Nowadays, voltage source inverters (VSIs) are the most popular switching converters due to their capability to interface dc and ac power systems. Applications are ranging from few kilowatts up to several megawatts, with many possible configurations regarding the phase number (i.e, single-phase, three-phase, and multiphase) and the number of output voltage levels (two-level and many multilevel topologies). Specifically, a VSI can be found in all the grid-connected energy-concerning systems, since the energy storage and most of the renewable generation systems are based on dc technologies (batteries, supercapacitors, fuel cells, photovoltaics, etc). Even in case of ac generation systems, an intermediate dc-link to connect the ac grid is usually adopted (i.e. back-to-back configurations for wind and hydroelectric generation, flywheels, etc). A VSI can be also found in all the motor-drive applications, for the known advantages of ac motors over dc motors, with an increasing interest towards multiphase machines for the sake of the drive reliability and the post-fault operation capabilities.

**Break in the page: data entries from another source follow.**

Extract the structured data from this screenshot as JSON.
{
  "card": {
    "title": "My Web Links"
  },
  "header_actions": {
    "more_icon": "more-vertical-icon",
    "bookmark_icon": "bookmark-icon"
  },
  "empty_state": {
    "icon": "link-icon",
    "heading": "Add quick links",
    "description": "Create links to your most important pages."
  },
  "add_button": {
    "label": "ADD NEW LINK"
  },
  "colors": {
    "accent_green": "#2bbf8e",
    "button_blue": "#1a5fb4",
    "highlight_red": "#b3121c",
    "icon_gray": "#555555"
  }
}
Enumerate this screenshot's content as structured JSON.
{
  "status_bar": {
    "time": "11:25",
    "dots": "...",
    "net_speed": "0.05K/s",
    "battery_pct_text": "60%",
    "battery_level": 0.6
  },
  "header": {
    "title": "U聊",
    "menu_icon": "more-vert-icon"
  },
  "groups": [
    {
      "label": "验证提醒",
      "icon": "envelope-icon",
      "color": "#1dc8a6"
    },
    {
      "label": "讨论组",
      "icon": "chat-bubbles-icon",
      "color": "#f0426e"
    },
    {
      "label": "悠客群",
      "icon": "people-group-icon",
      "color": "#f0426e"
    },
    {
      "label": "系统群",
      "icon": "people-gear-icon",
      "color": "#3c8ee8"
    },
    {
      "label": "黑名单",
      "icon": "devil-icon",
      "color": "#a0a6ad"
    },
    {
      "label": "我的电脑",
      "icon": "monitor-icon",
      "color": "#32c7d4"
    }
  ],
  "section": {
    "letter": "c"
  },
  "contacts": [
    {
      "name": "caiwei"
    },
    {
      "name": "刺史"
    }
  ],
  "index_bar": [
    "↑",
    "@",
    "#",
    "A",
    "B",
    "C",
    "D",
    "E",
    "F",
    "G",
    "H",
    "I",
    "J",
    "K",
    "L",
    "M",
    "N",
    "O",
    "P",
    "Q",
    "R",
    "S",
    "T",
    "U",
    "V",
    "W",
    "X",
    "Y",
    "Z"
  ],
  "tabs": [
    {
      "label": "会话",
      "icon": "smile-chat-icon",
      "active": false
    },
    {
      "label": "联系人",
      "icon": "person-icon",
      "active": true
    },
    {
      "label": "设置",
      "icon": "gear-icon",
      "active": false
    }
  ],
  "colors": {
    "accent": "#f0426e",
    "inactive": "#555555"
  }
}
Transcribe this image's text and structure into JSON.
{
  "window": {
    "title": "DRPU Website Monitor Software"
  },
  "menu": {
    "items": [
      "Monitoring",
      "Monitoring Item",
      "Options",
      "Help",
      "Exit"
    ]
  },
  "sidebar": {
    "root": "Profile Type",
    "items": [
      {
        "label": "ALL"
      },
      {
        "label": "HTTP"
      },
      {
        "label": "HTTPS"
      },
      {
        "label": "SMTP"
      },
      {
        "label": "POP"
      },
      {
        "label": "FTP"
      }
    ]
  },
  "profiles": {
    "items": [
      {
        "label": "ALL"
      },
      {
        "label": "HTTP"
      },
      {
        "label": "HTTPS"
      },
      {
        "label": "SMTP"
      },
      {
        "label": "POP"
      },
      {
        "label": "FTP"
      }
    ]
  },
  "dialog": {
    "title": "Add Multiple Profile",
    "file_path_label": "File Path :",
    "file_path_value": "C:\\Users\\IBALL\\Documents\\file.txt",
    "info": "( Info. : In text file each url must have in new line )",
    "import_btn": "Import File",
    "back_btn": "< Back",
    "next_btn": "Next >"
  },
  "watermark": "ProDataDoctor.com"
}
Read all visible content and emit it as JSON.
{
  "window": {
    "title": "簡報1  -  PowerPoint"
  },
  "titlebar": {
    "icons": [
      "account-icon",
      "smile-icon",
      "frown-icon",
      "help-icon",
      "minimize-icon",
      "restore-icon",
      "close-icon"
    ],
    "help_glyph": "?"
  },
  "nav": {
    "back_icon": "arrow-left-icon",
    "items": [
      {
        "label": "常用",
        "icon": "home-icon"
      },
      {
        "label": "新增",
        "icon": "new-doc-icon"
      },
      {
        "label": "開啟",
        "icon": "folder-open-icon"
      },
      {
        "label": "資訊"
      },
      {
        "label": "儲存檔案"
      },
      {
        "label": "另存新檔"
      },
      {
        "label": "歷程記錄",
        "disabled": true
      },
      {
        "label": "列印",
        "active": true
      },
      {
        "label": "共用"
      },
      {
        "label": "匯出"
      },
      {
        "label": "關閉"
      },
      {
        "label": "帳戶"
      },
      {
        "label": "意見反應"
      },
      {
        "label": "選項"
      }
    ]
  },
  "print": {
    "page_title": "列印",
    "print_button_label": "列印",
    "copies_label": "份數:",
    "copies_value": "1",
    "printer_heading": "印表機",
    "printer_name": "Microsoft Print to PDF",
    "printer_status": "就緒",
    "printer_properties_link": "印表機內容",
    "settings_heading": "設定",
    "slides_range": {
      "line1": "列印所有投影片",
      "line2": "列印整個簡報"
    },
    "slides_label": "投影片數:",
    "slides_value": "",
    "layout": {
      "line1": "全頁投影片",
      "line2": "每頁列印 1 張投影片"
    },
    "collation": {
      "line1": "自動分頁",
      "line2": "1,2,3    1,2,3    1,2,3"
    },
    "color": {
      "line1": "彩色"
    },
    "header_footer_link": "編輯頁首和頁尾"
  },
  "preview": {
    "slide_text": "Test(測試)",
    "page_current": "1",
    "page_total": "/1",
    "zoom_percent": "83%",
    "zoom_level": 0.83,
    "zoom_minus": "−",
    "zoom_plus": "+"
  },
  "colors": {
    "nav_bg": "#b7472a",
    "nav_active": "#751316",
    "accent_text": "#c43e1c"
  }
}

As all the switching converters, VSIs suffer the concern of voltage and current harmonics, both at the dc (input) and the ac (output) sides. The mitigation of the switching harmonics is performed by ac-link series inductors, leading to a residual ac current ripple, and dc-link parallel capacitors, leading to a residual dc voltage ripple. The design of these reactive components is a key aspect for the performance of the whole dc/ac conversion system, and the analytical determination/prediction of current and voltage input/output ripples becomes a crucial element.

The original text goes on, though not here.